不況脱出大作戦 ~(6)適正利潤

今、日本経済の不幸の一つは、大手資本が小売を牛耳っていることです。消費者に良いものを安く提供することが、小売業の使命である、とう認識は間違いです。そこにはバランスがありません。
人は消費者としての一面を持っていることは確かですが、同時に生産者・供給者としての一面もあります。良いものを安くということであれば、供給業者を叩くしかありません。それは、流通業者を排除し、製造業に利益をもたらさず、海外で生産に拍車を掛け、輸入という道を取らざるを得なくして、労働者の所得を下げることにつながります。
メーカーが創意工夫し精魂込めて作った物を安く買い叩いて、安く売る、ということは、大手小売業の倣岸です。若い人の年間所得は、適齢期を迎えて、結婚もできないほど、低く抑えられています。
そのうち大手小売業も、いずれ物が売れなくなって、自らの事業も危機的な状態に陥らざるを得ないでしょう。また今、小資本のスーパーなどが、立ち行かなくなり、M&Aで多く売りに出されているようです。
大手小売業が、生産者に配慮し、共存の道を選べば、物価は上がるかもしれませんが、豊かな日本が出来上がることになるでしょう。しかし昨今の資本の論理というの、そんなものではないのです。適正利潤というのは、自らが適正売ることは、勿論ですが、それだけでは、単なる亡者です。
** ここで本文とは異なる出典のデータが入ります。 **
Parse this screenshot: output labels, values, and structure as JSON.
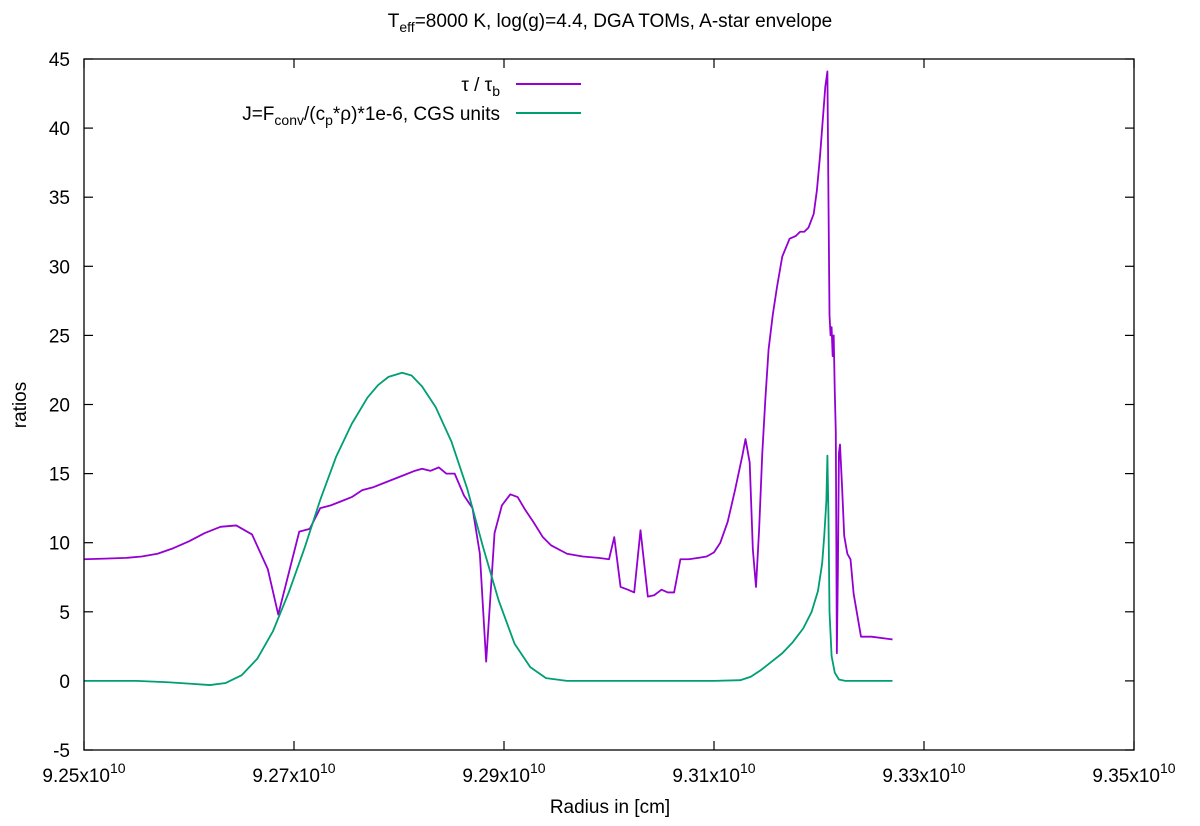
{
  "chart_data": {
    "type": "line",
    "title": {
      "parts": [
        {
          "text": "T",
          "style": "normal"
        },
        {
          "text": "eff",
          "style": "sub"
        },
        {
          "text": "=8000 K, log(g)=4.4, DGA TOMs, A-star envelope",
          "style": "normal"
        }
      ]
    },
    "xlabel": "Radius in [cm]",
    "ylabel": "ratios",
    "xlim": [
      92500000000.0,
      93500000000.0
    ],
    "ylim": [
      -5,
      45
    ],
    "x_ticks": [
      {
        "value": 92500000000.0,
        "mantissa": "9.25x10",
        "exp": "10"
      },
      {
        "value": 92700000000.0,
        "mantissa": "9.27x10",
        "exp": "10"
      },
      {
        "value": 92900000000.0,
        "mantissa": "9.29x10",
        "exp": "10"
      },
      {
        "value": 93100000000.0,
        "mantissa": "9.31x10",
        "exp": "10"
      },
      {
        "value": 93300000000.0,
        "mantissa": "9.33x10",
        "exp": "10"
      },
      {
        "value": 93500000000.0,
        "mantissa": "9.35x10",
        "exp": "10"
      }
    ],
    "y_ticks": [
      {
        "value": -5,
        "label": "-5"
      },
      {
        "value": 0,
        "label": "0"
      },
      {
        "value": 5,
        "label": "5"
      },
      {
        "value": 10,
        "label": "10"
      },
      {
        "value": 15,
        "label": "15"
      },
      {
        "value": 20,
        "label": "20"
      },
      {
        "value": 25,
        "label": "25"
      },
      {
        "value": 30,
        "label": "30"
      },
      {
        "value": 35,
        "label": "35"
      },
      {
        "value": 40,
        "label": "40"
      },
      {
        "value": 45,
        "label": "45"
      }
    ],
    "legend_position": "top-center",
    "series": [
      {
        "name": "tau-ratio",
        "color": "#9400d3",
        "legend": [
          {
            "text": "τ / τ",
            "style": "normal"
          },
          {
            "text": "b",
            "style": "sub"
          }
        ],
        "points": [
          [
            92500000000.0,
            8.8
          ],
          [
            92520000000.0,
            8.85
          ],
          [
            92540000000.0,
            8.9
          ],
          [
            92555000000.0,
            9.0
          ],
          [
            92570000000.0,
            9.2
          ],
          [
            92585000000.0,
            9.6
          ],
          [
            92600000000.0,
            10.1
          ],
          [
            92615000000.0,
            10.7
          ],
          [
            92630000000.0,
            11.15
          ],
          [
            92645000000.0,
            11.25
          ],
          [
            92660000000.0,
            10.6
          ],
          [
            92675000000.0,
            8.1
          ],
          [
            92685000000.0,
            4.8
          ],
          [
            92695000000.0,
            7.8
          ],
          [
            92705000000.0,
            10.8
          ],
          [
            92715000000.0,
            11.0
          ],
          [
            92725000000.0,
            12.5
          ],
          [
            92735000000.0,
            12.7
          ],
          [
            92745000000.0,
            13.0
          ],
          [
            92755000000.0,
            13.3
          ],
          [
            92765000000.0,
            13.8
          ],
          [
            92775000000.0,
            14.0
          ],
          [
            92785000000.0,
            14.3
          ],
          [
            92795000000.0,
            14.6
          ],
          [
            92805000000.0,
            14.9
          ],
          [
            92815000000.0,
            15.2
          ],
          [
            92822000000.0,
            15.35
          ],
          [
            92830000000.0,
            15.2
          ],
          [
            92838000000.0,
            15.45
          ],
          [
            92845000000.0,
            15.0
          ],
          [
            92853000000.0,
            15.0
          ],
          [
            92862000000.0,
            13.4
          ],
          [
            92870000000.0,
            12.5
          ],
          [
            92877000000.0,
            9.2
          ],
          [
            92883000000.0,
            1.4
          ],
          [
            92891000000.0,
            10.7
          ],
          [
            92898000000.0,
            12.7
          ],
          [
            92906000000.0,
            13.5
          ],
          [
            92913000000.0,
            13.3
          ],
          [
            92920000000.0,
            12.4
          ],
          [
            92928000000.0,
            11.5
          ],
          [
            92937000000.0,
            10.4
          ],
          [
            92945000000.0,
            9.8
          ],
          [
            92960000000.0,
            9.2
          ],
          [
            92975000000.0,
            9.0
          ],
          [
            92990000000.0,
            8.9
          ],
          [
            93000000000.0,
            8.8
          ],
          [
            93005000000.0,
            10.4
          ],
          [
            93011000000.0,
            6.8
          ],
          [
            93018000000.0,
            6.6
          ],
          [
            93024000000.0,
            6.4
          ],
          [
            93030000000.0,
            10.9
          ],
          [
            93037000000.0,
            6.1
          ],
          [
            93043000000.0,
            6.2
          ],
          [
            93050000000.0,
            6.6
          ],
          [
            93056000000.0,
            6.4
          ],
          [
            93062000000.0,
            6.4
          ],
          [
            93068000000.0,
            8.8
          ],
          [
            93076000000.0,
            8.8
          ],
          [
            93085000000.0,
            8.9
          ],
          [
            93093000000.0,
            9.0
          ],
          [
            93100000000.0,
            9.3
          ],
          [
            93106000000.0,
            10.0
          ],
          [
            93113000000.0,
            11.5
          ],
          [
            93120000000.0,
            13.8
          ],
          [
            93127000000.0,
            16.3
          ],
          [
            93130000000.0,
            17.5
          ],
          [
            93134000000.0,
            15.8
          ],
          [
            93137000000.0,
            9.5
          ],
          [
            93140000000.0,
            6.8
          ],
          [
            93143000000.0,
            11.0
          ],
          [
            93146000000.0,
            16.5
          ],
          [
            93149000000.0,
            20.5
          ],
          [
            93152000000.0,
            24.0
          ],
          [
            93156000000.0,
            26.5
          ],
          [
            93160000000.0,
            28.5
          ],
          [
            93165000000.0,
            30.7
          ],
          [
            93172000000.0,
            32.0
          ],
          [
            93178000000.0,
            32.2
          ],
          [
            93182000000.0,
            32.5
          ],
          [
            93186000000.0,
            32.5
          ],
          [
            93190000000.0,
            32.8
          ],
          [
            93195000000.0,
            33.8
          ],
          [
            93198000000.0,
            35.5
          ],
          [
            93201000000.0,
            38.0
          ],
          [
            93204000000.0,
            41.0
          ],
          [
            93206000000.0,
            43.0
          ],
          [
            93208000000.0,
            44.1
          ],
          [
            93209000000.0,
            35.0
          ],
          [
            93210000000.0,
            26.5
          ],
          [
            93211000000.0,
            25.0
          ],
          [
            93212000000.0,
            25.6
          ],
          [
            93213000000.0,
            23.5
          ],
          [
            93214000000.0,
            25.0
          ],
          [
            93215000000.0,
            21.0
          ],
          [
            93216000000.0,
            18.0
          ],
          [
            93216500000.0,
            10.0
          ],
          [
            93217000000.0,
            2.0
          ],
          [
            93218000000.0,
            8.0
          ],
          [
            93219000000.0,
            16.5
          ],
          [
            93220000000.0,
            17.1
          ],
          [
            93222000000.0,
            14.0
          ],
          [
            93224000000.0,
            10.5
          ],
          [
            93227000000.0,
            9.2
          ],
          [
            93230000000.0,
            8.8
          ],
          [
            93233000000.0,
            6.3
          ],
          [
            93240000000.0,
            3.2
          ],
          [
            93250000000.0,
            3.2
          ],
          [
            93270000000.0,
            3.0
          ]
        ]
      },
      {
        "name": "J-flux",
        "color": "#009e73",
        "legend": [
          {
            "text": "J=F",
            "style": "normal"
          },
          {
            "text": "conv",
            "style": "sub"
          },
          {
            "text": "/(c",
            "style": "normal"
          },
          {
            "text": "p",
            "style": "sub"
          },
          {
            "text": "*ρ)*1e-6, CGS units",
            "style": "normal"
          }
        ],
        "points": [
          [
            92500000000.0,
            0.0
          ],
          [
            92550000000.0,
            0.0
          ],
          [
            92580000000.0,
            -0.1
          ],
          [
            92600000000.0,
            -0.2
          ],
          [
            92620000000.0,
            -0.3
          ],
          [
            92635000000.0,
            -0.15
          ],
          [
            92650000000.0,
            0.4
          ],
          [
            92665000000.0,
            1.6
          ],
          [
            92680000000.0,
            3.6
          ],
          [
            92695000000.0,
            6.4
          ],
          [
            92710000000.0,
            9.6
          ],
          [
            92725000000.0,
            13.1
          ],
          [
            92740000000.0,
            16.2
          ],
          [
            92755000000.0,
            18.6
          ],
          [
            92770000000.0,
            20.5
          ],
          [
            92780000000.0,
            21.4
          ],
          [
            92790000000.0,
            22.0
          ],
          [
            92803000000.0,
            22.3
          ],
          [
            92812000000.0,
            22.1
          ],
          [
            92822000000.0,
            21.3
          ],
          [
            92835000000.0,
            19.8
          ],
          [
            92850000000.0,
            17.3
          ],
          [
            92865000000.0,
            13.9
          ],
          [
            92880000000.0,
            9.7
          ],
          [
            92895000000.0,
            5.8
          ],
          [
            92910000000.0,
            2.7
          ],
          [
            92925000000.0,
            1.0
          ],
          [
            92940000000.0,
            0.2
          ],
          [
            92960000000.0,
            0.0
          ],
          [
            93000000000.0,
            0.0
          ],
          [
            93050000000.0,
            0.0
          ],
          [
            93100000000.0,
            0.0
          ],
          [
            93125000000.0,
            0.05
          ],
          [
            93135000000.0,
            0.3
          ],
          [
            93145000000.0,
            0.8
          ],
          [
            93155000000.0,
            1.4
          ],
          [
            93165000000.0,
            2.0
          ],
          [
            93175000000.0,
            2.8
          ],
          [
            93185000000.0,
            3.8
          ],
          [
            93193000000.0,
            5.0
          ],
          [
            93199000000.0,
            6.5
          ],
          [
            93203000000.0,
            8.5
          ],
          [
            93205000000.0,
            10.5
          ],
          [
            93207000000.0,
            13.0
          ],
          [
            93208000000.0,
            16.3
          ],
          [
            93209000000.0,
            12.0
          ],
          [
            93210000000.0,
            5.0
          ],
          [
            93212000000.0,
            1.8
          ],
          [
            93215000000.0,
            0.6
          ],
          [
            93219000000.0,
            0.1
          ],
          [
            93225000000.0,
            0.0
          ],
          [
            93270000000.0,
            0.0
          ]
        ]
      }
    ]
  }
}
同業者や取引関係者の適性利潤にも配慮しなければなりません。資本の論理ではなく、資本家の矜持が試されているのです。資本家にはノーブレスオブリージュ、誠の道が期待されます。大手資本家に同時代を生きる他者への、優しい眼差しが期待できないのであれば、小売業の資本規制をやらざるを得ません。 
最近まで、街には個人事業者としての雑貨屋やパン屋それの酒屋があり、またそこに納入する業者があり、それで、皆が潤っていたのです。